En premier lieu, le Front Polisario est régulièrement accusé de détournement des aides humanitaires, financières et matérielles, attribuées par des Organisations Non Gouvernementales ainsi que par des Organisations internationales. En mars 1999, le quotidien espagnol El Pais révélait qu'une aide de 64 millions de pesetas (environ 385 000 euros) remise par la Croix rouge espagnole au Polisario avait disparu.

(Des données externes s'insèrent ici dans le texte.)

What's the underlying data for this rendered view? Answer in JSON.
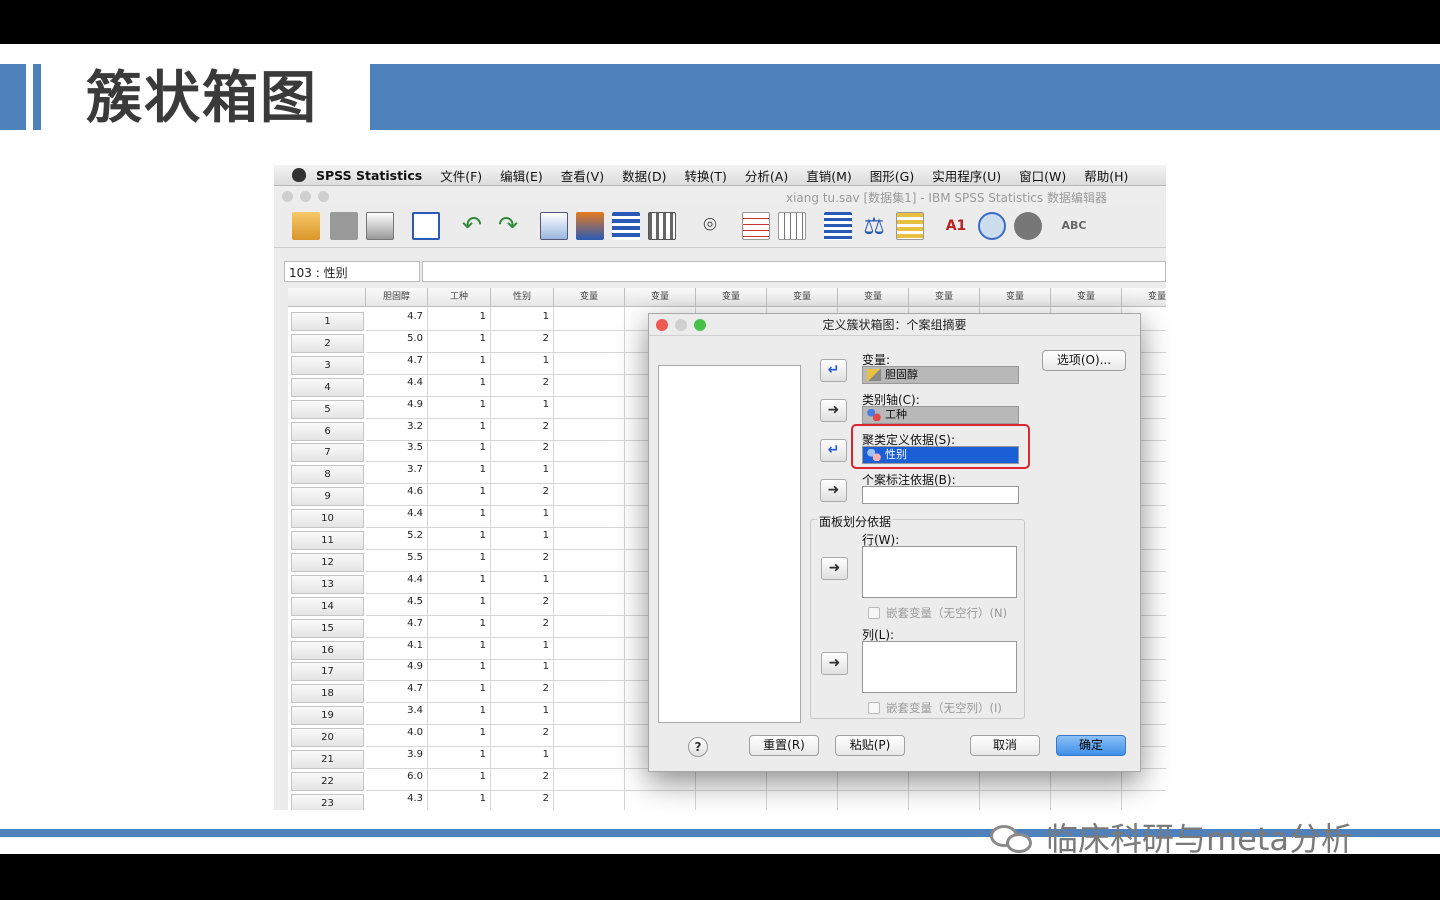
{
  "slide": {
    "title": "簇状箱图",
    "footer_text": "临床科研与meta分析"
  },
  "menubar": {
    "app_name": "SPSS Statistics",
    "items": [
      "文件(F)",
      "编辑(E)",
      "查看(V)",
      "数据(D)",
      "转换(T)",
      "分析(A)",
      "直销(M)",
      "图形(G)",
      "实用程序(U)",
      "窗口(W)",
      "帮助(H)"
    ]
  },
  "window": {
    "title": "xiang tu.sav [数据集1] - IBM SPSS Statistics 数据编辑器"
  },
  "toolbar": {
    "icons": [
      "open-icon",
      "save-icon",
      "print-icon",
      "dialog-recall-icon",
      "undo-icon",
      "redo-icon",
      "goto-case-icon",
      "goto-variable-icon",
      "variables-icon",
      "run-icon",
      "find-icon",
      "insert-cases-icon",
      "insert-variable-icon",
      "split-file-icon",
      "weight-cases-icon",
      "select-cases-icon",
      "value-labels-icon",
      "use-sets-icon",
      "show-sets-icon",
      "spell-check-icon"
    ]
  },
  "cell_editor": {
    "ref": "103 : 性别",
    "value": ""
  },
  "grid": {
    "columns": [
      "胆固醇",
      "工种",
      "性别",
      "变量",
      "变量",
      "变量",
      "变量",
      "变量",
      "变量",
      "变量",
      "变量",
      "变量"
    ],
    "rows": [
      [
        "1",
        "4.7",
        "1",
        "1"
      ],
      [
        "2",
        "5.0",
        "1",
        "2"
      ],
      [
        "3",
        "4.7",
        "1",
        "1"
      ],
      [
        "4",
        "4.4",
        "1",
        "2"
      ],
      [
        "5",
        "4.9",
        "1",
        "1"
      ],
      [
        "6",
        "3.2",
        "1",
        "2"
      ],
      [
        "7",
        "3.5",
        "1",
        "2"
      ],
      [
        "8",
        "3.7",
        "1",
        "1"
      ],
      [
        "9",
        "4.6",
        "1",
        "2"
      ],
      [
        "10",
        "4.4",
        "1",
        "1"
      ],
      [
        "11",
        "5.2",
        "1",
        "1"
      ],
      [
        "12",
        "5.5",
        "1",
        "2"
      ],
      [
        "13",
        "4.4",
        "1",
        "1"
      ],
      [
        "14",
        "4.5",
        "1",
        "2"
      ],
      [
        "15",
        "4.7",
        "1",
        "2"
      ],
      [
        "16",
        "4.1",
        "1",
        "1"
      ],
      [
        "17",
        "4.9",
        "1",
        "1"
      ],
      [
        "18",
        "4.7",
        "1",
        "2"
      ],
      [
        "19",
        "3.4",
        "1",
        "1"
      ],
      [
        "20",
        "4.0",
        "1",
        "2"
      ],
      [
        "21",
        "3.9",
        "1",
        "1"
      ],
      [
        "22",
        "6.0",
        "1",
        "2"
      ],
      [
        "23",
        "4.3",
        "1",
        "2"
      ]
    ]
  },
  "dialog": {
    "title": "定义簇状箱图：个案组摘要",
    "options_button": "选项(O)...",
    "variable_label": "变量:",
    "variable_value": "胆固醇",
    "category_label": "类别轴(C):",
    "category_value": "工种",
    "cluster_label": "聚类定义依据(S):",
    "cluster_value": "性别",
    "case_label": "个案标注依据(B):",
    "case_value": "",
    "panel_label": "面板划分依据",
    "rows_label": "行(W):",
    "rows_nest": "嵌套变量（无空行）(N)",
    "cols_label": "列(L):",
    "cols_nest": "嵌套变量（无空列）(I)",
    "help": "?",
    "reset": "重置(R)",
    "paste": "粘贴(P)",
    "cancel": "取消",
    "ok": "确定"
  },
  "colors": {
    "accent": "#4f81bd",
    "highlight": "#d9262f",
    "selection": "#1a5fd6"
  }
}
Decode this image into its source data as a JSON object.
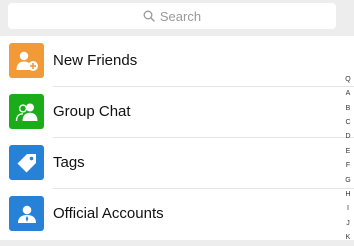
{
  "search": {
    "placeholder": "Search"
  },
  "list": {
    "items": [
      {
        "label": "New Friends",
        "icon": "add-friend-icon",
        "color": "#f19a37"
      },
      {
        "label": "Group Chat",
        "icon": "group-icon",
        "color": "#1aad19"
      },
      {
        "label": "Tags",
        "icon": "tag-icon",
        "color": "#2782d7"
      },
      {
        "label": "Official Accounts",
        "icon": "official-account-icon",
        "color": "#2782d7"
      }
    ]
  },
  "index": [
    "Q",
    "A",
    "B",
    "C",
    "D",
    "E",
    "F",
    "G",
    "H",
    "I",
    "J",
    "K"
  ]
}
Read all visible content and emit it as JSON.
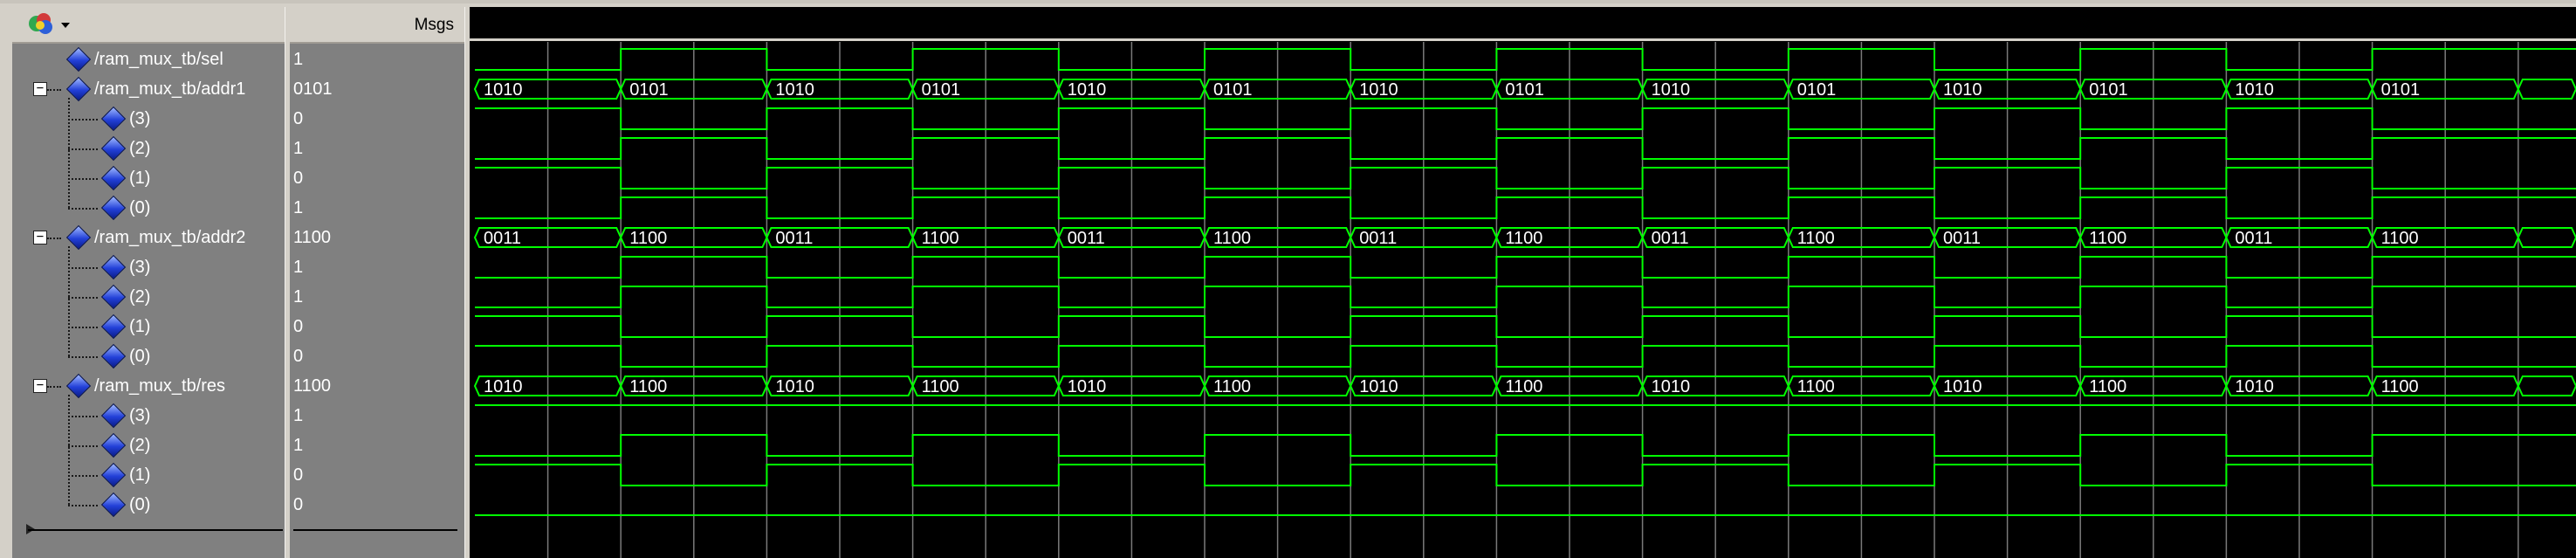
{
  "toolbar": {
    "wave_icon": "wave-palette-icon",
    "msgs_label": "Msgs"
  },
  "signals": [
    {
      "name": "/ram_mux_tb/sel",
      "value": "1",
      "kind": "bit",
      "level": 0
    },
    {
      "name": "/ram_mux_tb/addr1",
      "value": "0101",
      "kind": "bus",
      "level": 0,
      "expanded": true
    },
    {
      "name": "(3)",
      "value": "0",
      "kind": "bit",
      "level": 1
    },
    {
      "name": "(2)",
      "value": "1",
      "kind": "bit",
      "level": 1
    },
    {
      "name": "(1)",
      "value": "0",
      "kind": "bit",
      "level": 1
    },
    {
      "name": "(0)",
      "value": "1",
      "kind": "bit",
      "level": 1
    },
    {
      "name": "/ram_mux_tb/addr2",
      "value": "1100",
      "kind": "bus",
      "level": 0,
      "expanded": true
    },
    {
      "name": "(3)",
      "value": "1",
      "kind": "bit",
      "level": 1
    },
    {
      "name": "(2)",
      "value": "1",
      "kind": "bit",
      "level": 1
    },
    {
      "name": "(1)",
      "value": "0",
      "kind": "bit",
      "level": 1
    },
    {
      "name": "(0)",
      "value": "0",
      "kind": "bit",
      "level": 1
    },
    {
      "name": "/ram_mux_tb/res",
      "value": "1100",
      "kind": "bus",
      "level": 0,
      "expanded": true
    },
    {
      "name": "(3)",
      "value": "1",
      "kind": "bit",
      "level": 1
    },
    {
      "name": "(2)",
      "value": "1",
      "kind": "bit",
      "level": 1
    },
    {
      "name": "(1)",
      "value": "0",
      "kind": "bit",
      "level": 1
    },
    {
      "name": "(0)",
      "value": "0",
      "kind": "bit",
      "level": 1
    }
  ],
  "waveform": {
    "trace_color": "#00ff00",
    "grid_color": "#7a7a7a",
    "bus_text_color": "#ffffff",
    "segments": 14,
    "sel": [
      "0",
      "1",
      "0",
      "1",
      "0",
      "1",
      "0",
      "1",
      "0",
      "1",
      "0",
      "1",
      "0",
      "1"
    ],
    "addr1": [
      "1010",
      "0101",
      "1010",
      "0101",
      "1010",
      "0101",
      "1010",
      "0101",
      "1010",
      "0101",
      "1010",
      "0101",
      "1010",
      "0101"
    ],
    "addr2": [
      "0011",
      "1100",
      "0011",
      "1100",
      "0011",
      "1100",
      "0011",
      "1100",
      "0011",
      "1100",
      "0011",
      "1100",
      "0011",
      "1100"
    ],
    "res": [
      "1010",
      "1100",
      "1010",
      "1100",
      "1010",
      "1100",
      "1010",
      "1100",
      "1010",
      "1100",
      "1010",
      "1100",
      "1010",
      "1100"
    ]
  }
}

En second lieu, le Front Polisario a un bilan des plus médiocres dans le domaine du respect des droits humains. A ce titre, le traitement infligé par le Polisario à ses prisonniers va à l'encontre de l'ensemble des standards établis par les Conventions internationales. Dans son rapport sur « Les droits humains au Sahara occidental et dans les camps de réfugiés à Tindouf », présenté en date du 19 décembre 2008, l'Organisation Non Gouvernementale américaine Human Rights Watch souligne que « les droits des résidents des camps de Tindouf restent vulnérables en raison de l'isolement des camps, du manque de contrôle régulier des droits humains sur le terrain et du manque de surveillance par le pays hôte qu'est l'Algérie pour garantir les droits humains des Sahraouis qui vivent dans les camps administrés par le Polisario sur le territoire algérien ».

Le Polisario procède de surcroît à des recrutements illégaux au sein d'une tranche d'âge spécifique, l'enfance en l'occurrence. Les enfants séquestrés dans les camps de Tindouf  subissent des opérations d'enrôlement et un embrigadement systématique dans les milices armées du Polisario. Ces actes se déroulent quant à eux en violation de la convention internationale des droits de l'enfant du 20 novembre 1989.